ある日,CさんはA弁護士の事務所に電話をし,「妻に余計なことを吹き込んで子どもを連れ去らせたのはお前が原因だ。弁護士会に懲戒請求する」と伝えました。
(解説)
弁護士として携わる法律業務は多種多様です。
法律の専門家である法曹として,適切な見通しを立てて訴訟や交渉に臨むわけですが,時には事件処理の関係でトラブルを招く可能性は否定できません。
例えば,事件の見通しについて依頼者から事後に異論が述べられることもあれば,最適と考えて行った法的措置に対し,事件の相手方からクレームがつくこともあります。
事件処理の遅れや選んだ措置がやりすぎだったなど,弁護士の非が比較的明確なものもあれば,弁護士としては適切な選択をしたつもりであっても,依頼者や相手方にはそのように映らず,紛争に至ってしまうこともあります。
事件処理関係で懲戒請求がされた場合,懲戒請求を受けた弁護士としても,法律の専門家として最適と考えた結果の行動であることも少なくないため,互いの主張が嚙み合わずに事態が深刻化してしまうおそれがあります。

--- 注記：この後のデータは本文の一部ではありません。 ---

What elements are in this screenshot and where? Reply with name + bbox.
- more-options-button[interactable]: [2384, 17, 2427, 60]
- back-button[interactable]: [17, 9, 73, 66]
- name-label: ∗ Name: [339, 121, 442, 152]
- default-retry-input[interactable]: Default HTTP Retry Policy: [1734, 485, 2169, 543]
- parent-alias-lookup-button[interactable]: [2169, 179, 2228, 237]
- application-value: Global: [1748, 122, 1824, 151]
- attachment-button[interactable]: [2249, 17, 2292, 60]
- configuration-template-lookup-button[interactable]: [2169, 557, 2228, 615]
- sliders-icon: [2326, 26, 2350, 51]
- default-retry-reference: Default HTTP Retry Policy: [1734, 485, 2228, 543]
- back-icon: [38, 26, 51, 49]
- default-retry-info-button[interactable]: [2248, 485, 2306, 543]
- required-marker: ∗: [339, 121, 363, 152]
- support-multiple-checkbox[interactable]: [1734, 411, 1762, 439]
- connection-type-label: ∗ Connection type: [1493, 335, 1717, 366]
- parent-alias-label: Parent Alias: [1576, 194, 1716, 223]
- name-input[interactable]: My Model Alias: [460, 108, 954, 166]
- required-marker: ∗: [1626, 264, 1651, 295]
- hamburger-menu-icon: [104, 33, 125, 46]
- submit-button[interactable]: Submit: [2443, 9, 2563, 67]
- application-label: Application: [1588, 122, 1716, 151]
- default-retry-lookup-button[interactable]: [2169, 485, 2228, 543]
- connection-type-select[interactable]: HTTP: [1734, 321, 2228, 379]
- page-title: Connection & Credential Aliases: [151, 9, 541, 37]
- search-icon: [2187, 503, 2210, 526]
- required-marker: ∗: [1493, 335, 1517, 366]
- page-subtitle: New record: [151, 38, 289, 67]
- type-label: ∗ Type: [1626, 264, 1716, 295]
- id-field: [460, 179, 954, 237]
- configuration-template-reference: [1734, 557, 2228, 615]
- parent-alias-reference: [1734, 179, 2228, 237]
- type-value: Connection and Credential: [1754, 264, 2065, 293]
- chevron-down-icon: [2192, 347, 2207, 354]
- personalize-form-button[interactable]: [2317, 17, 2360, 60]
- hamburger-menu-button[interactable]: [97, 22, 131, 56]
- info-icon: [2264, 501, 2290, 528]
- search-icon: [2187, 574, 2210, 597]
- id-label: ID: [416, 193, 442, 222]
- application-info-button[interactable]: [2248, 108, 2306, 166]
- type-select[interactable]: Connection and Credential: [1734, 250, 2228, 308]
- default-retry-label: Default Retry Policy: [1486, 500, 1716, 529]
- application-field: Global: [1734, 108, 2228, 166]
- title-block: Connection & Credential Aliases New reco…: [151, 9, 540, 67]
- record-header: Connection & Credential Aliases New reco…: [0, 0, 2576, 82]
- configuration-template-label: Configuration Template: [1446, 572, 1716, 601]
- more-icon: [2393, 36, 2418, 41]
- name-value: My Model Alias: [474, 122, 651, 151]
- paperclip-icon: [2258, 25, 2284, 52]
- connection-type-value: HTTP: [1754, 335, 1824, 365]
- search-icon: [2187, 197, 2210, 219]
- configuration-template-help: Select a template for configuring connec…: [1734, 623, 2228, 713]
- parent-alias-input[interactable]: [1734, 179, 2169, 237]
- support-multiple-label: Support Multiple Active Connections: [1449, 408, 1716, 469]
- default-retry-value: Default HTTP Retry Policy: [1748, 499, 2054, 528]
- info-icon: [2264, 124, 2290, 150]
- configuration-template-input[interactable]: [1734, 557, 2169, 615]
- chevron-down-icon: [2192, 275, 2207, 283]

法的紛争の解決を専門とする弁護士といえども,自分自身が紛争の当事者になってしまった場合,冷静かつ適切な対応をするのは容易ではありません。
事件処理関係での懲戒請求がされた場合,個々の弁護士の行動・対応に問題がなかったか,第三者の視点での客観的なチェックが不可欠です。
懲戒救済弁護士に相談をすることで,様々な懲戒事案に対応してきた確かな経験をもとにしたアドバイスを受けることが可能になります。
また,懲戒救済弁護士が間に入ることで,懲戒請求者との交渉が円滑になり,しっかりとした懲戒手続の見通しを立てて手続に臨むことができるようになります。